ISLAMABAD: Pakistan's Prime Minister Nawaz Sharif has proposed a new peace initiative with India centred around the demilitarisation of the disputed territory of Kashmir, where a surge in cross-border shelling has killed dozens of civilians since last year.
Speaking at the UN General Assembly on Wednesday, Sharif outlined a four-point initiative to de-escalate tensions between the two nuclear-armed countries which have fought three full-scale wars since they gained independence from Britain in 1947.
He called for the UN to expand its monitoring effort and for both countries to: respect a historic 2003 ceasefire agreement in Kashmir, renounce the "threat of use of force under any circumstance", reduce their military presence in the region, and unconditionally withdraw from the contested Siachen Glacier, the world's highest battleground.

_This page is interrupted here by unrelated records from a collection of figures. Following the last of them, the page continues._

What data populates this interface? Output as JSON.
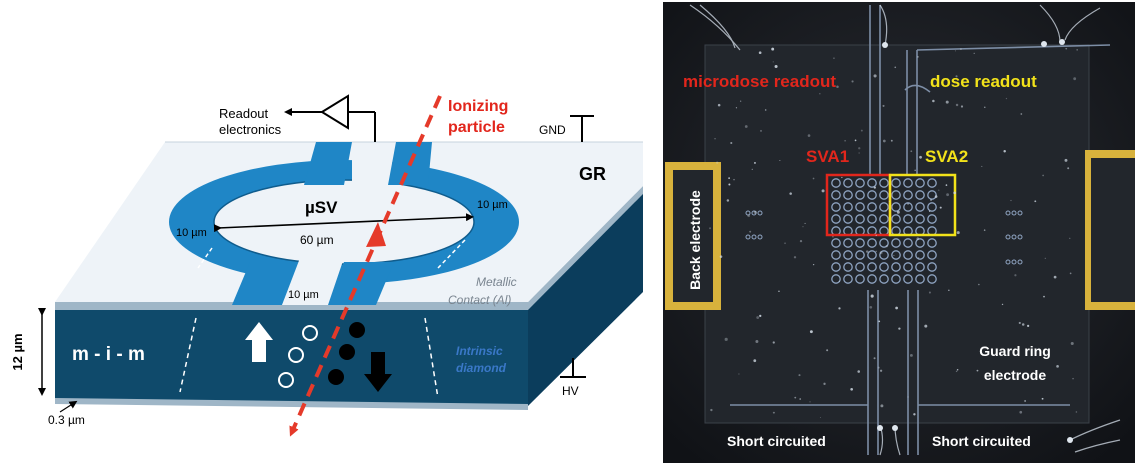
{
  "left_panel": {
    "readout_label_line1": "Readout",
    "readout_label_line2": "electronics",
    "particle_label_line1": "Ionizing",
    "particle_label_line2": "particle",
    "gnd_label": "GND",
    "gr_label": "GR",
    "usv_label": "µSV",
    "width_60_label": "60 µm",
    "width_10_right_label": "10 µm",
    "width_10_left_label": "10 µm",
    "width_10_bottom_label": "10 µm",
    "metallic_line1": "Metallic",
    "metallic_line2": "Contact (Al)",
    "mim_label": "m - i - m",
    "intrinsic_line1": "Intrinsic",
    "intrinsic_line2": "diamond",
    "thickness_label": "12 µm",
    "contact_thickness_label": "0.3 µm",
    "hv_label": "HV"
  },
  "right_panel": {
    "microdose_label": "microdose readout",
    "dose_label": "dose readout",
    "sva1_label": "SVA1",
    "sva2_label": "SVA2",
    "back_electrode_label": "Back electrode",
    "guard_ring_line1": "Guard ring",
    "guard_ring_line2": "electrode",
    "short_left_label": "Short circuited",
    "short_right_label": "Short circuited"
  },
  "colors": {
    "metal_blue": "#1f86c6",
    "diamond_dark": "#0f4a6b",
    "diamond_side": "#0b3d5c",
    "top_surface": "#eef3f8",
    "red_arrow": "#e53a2a",
    "red_label": "#e2261c",
    "yellow_label": "#f2e21a",
    "photo_bg": "#1a1d22",
    "gold_pad": "#d8b23c"
  }
}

"South Asia needs strategic stability and this requires serious dialogue to achieve nuclear restraint, conventional balance and conflict resolution," he said.
India's foreign office immediately hit back at the speech in a series of tweets from its official spokesman Vikas Swarup.
"To de-militarise Kashmir is not the answer, to de-terrorise Pakistan is," he said in one tweet. India maintains that Pakistan helps militant proxies infiltrate the territory's de facto border to foment unrest.
Indian critics also contend that peace overtures from Islamabad's civilian government are ultimately hollow because it is Pakistan's powerful army, which has ruled the country for almost half its existence, that controls foreign policy.
Sharif swept to power in 2013 pledging to normalise ties with India.
After the election of his counterpart Narendra Modi in India a year later, hopes were high that a breakthrough might be possible.
Instead a surge in firing across the de-facto Kashmir border since 2014 has claimed dozens of civilian lives on both sides and brought relations to their lowest level in more than a decade.